The combination of YinYoga with Zen is special, but at the same time it is also very obvious. Taoism is an important source for both YinYoga and Zen. After all, Zen emerged from the cross-over between Buddhism and Taoism. Because you stay in the postures for a long time, you can observe better what you feel and think. This makes YinYoga a good addition to zen meditation or… “sitting in silence”.
Be a philosopher yourself
In this training we look for the philosopher in ourselves; The thinker, the researcher, the questioner… these are all aspects of the philosopher. Today there is a strange use of the word philosopher. A philosopher is someone who knows the work of famous philosophers, someone who has studied Socrates and knows what f.e. Plato has to say. But that is actually a philosophist; comparable to the musician and the musicologist. The musician makes music, the musicologist knows a lot about music.

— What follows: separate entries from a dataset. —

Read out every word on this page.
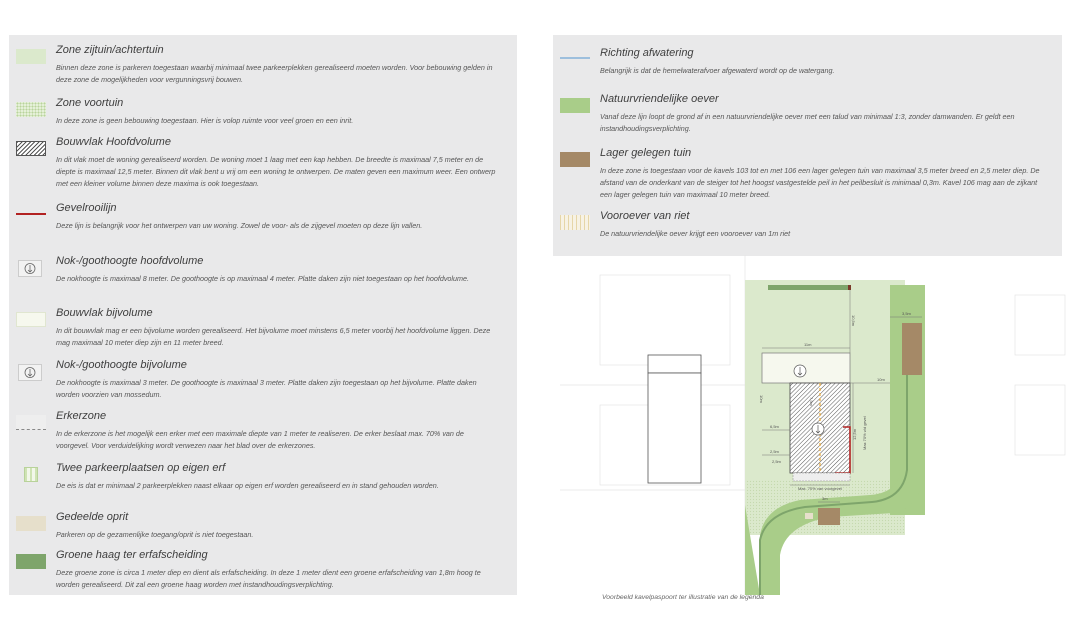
Zone zijtuin/achtertuin
Binnen deze zone is parkeren toegestaan waarbij minimaal twee parkeerplekken gerealiseerd moeten worden. Voor bebouwing gelden in deze zone de mogelijkheden voor vergunningsvrij bouwen.
Zone voortuin
In deze zone is geen bebouwing toegestaan. Hier is volop ruimte voor veel groen en een inrit.
Bouwvlak Hoofdvolume
In dit vlak moet de woning gerealiseerd worden. De woning moet 1 laag met een kap hebben. De breedte is maximaal 7,5 meter en de diepte is maximaal 12,5 meter. Binnen dit vlak bent u vrij om een woning te ontwerpen. De maten geven een maximum weer. Een ontwerp met een kleiner volume binnen deze maxima is ook toegestaan.
Gevelrooilijn
Deze lijn is belangrijk voor het ontwerpen van uw woning. Zowel de voor- als de zijgevel moeten op deze lijn vallen.
Nok-/goothoogte hoofdvolume
De nokhoogte is maximaal 8 meter. De goothoogte is op maximaal 4 meter. Platte daken zijn niet toegestaan op het hoofdvolume.
Bouwvlak bijvolume
In dit bouwvlak mag er een bijvolume worden gerealiseerd. Het bijvolume moet minstens 6,5 meter voorbij het hoofdvolume liggen. Deze mag maximaal 10 meter diep zijn en 11 meter breed.
Nok-/goothoogte bijvolume
De nokhoogte is maximaal 3 meter. De goothoogte is maximaal 3 meter. Platte daken zijn toegestaan op het bijvolume. Platte daken worden voorzien van mossedum.
Erkerzone
In de erkerzone is het mogelijk een erker met een maximale diepte van 1 meter te realiseren. De erker beslaat max. 70% van de voorgevel. Voor verduidelijking wordt verwezen naar het blad over de erkerzones.
Twee parkeerplaatsen op eigen erf
De eis is dat er minimaal 2 parkeerplekken naast elkaar op eigen erf worden gerealiseerd en in stand gehouden worden.
Gedeelde oprit
Parkeren op de gezamenlijke toegang/oprit is niet toegestaan.
Groene haag ter erfafscheiding
Deze groene zone is circa 1 meter diep en dient als erfafscheiding. In deze 1 meter dient een groene erfafscheiding van 1,8m hoog te worden gerealiseerd. Dit zal een groene haag worden met instandhoudingsverplichting.
Richting afwatering
Belangrijk is dat de hemelwaterafvoer afgewaterd wordt op de watergang.
Natuurvriendelijke oever
Vanaf deze lijn loopt de grond af in een natuurvriendelijke oever met een talud van minimaal 1:3, zonder damwanden. Er geldt een instandhoudingsverplichting.
Lager gelegen tuin
In deze zone is toegestaan voor de kavels 103 tot en met 106 een lager gelegen tuin van maximaal 3,5 meter breed en 2,5 meter diep. De afstand van de onderkant van de steiger tot het hoogst vastgestelde peil in het peilbesluit is minimaal 0,3m. Kavel 106 mag aan de zijkant een lager gelegen tuin van maximaal 10 meter breed.
Vooroever van riet
De natuurvriendelijke oever krijgt een vooroever van 1m riet
11m
10,5m
7,5m
12,5m
Max. 70% van voorgevel
6,5m
2,5m
2,5m
3m
10m
3,5m
Max 70% v/d gevel
10m
Voorbeeld kavelpaspoort ter illustratie van de legenda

In this training we try to awaken the philosopher in ourselves. Someone who asks questions and tries to come up with answers ... in short, someone who enters into the philosophical process himself. Two aspects are central: The investigative phase in which the development of your own thoughts is central and the critical phase in which thoughts, propositions and opinions are further investigated.
We will engage in, among other things, logic, argumentation, debating, but above all we will try to develop Thoughts ourselves. No question is avoided: whether it is socially desirable or not, whether it appears to be important or not. Each question can provide compelling thoughts.
This course is provided annually at the Volkshogeschool Terschelling, The Netherlands.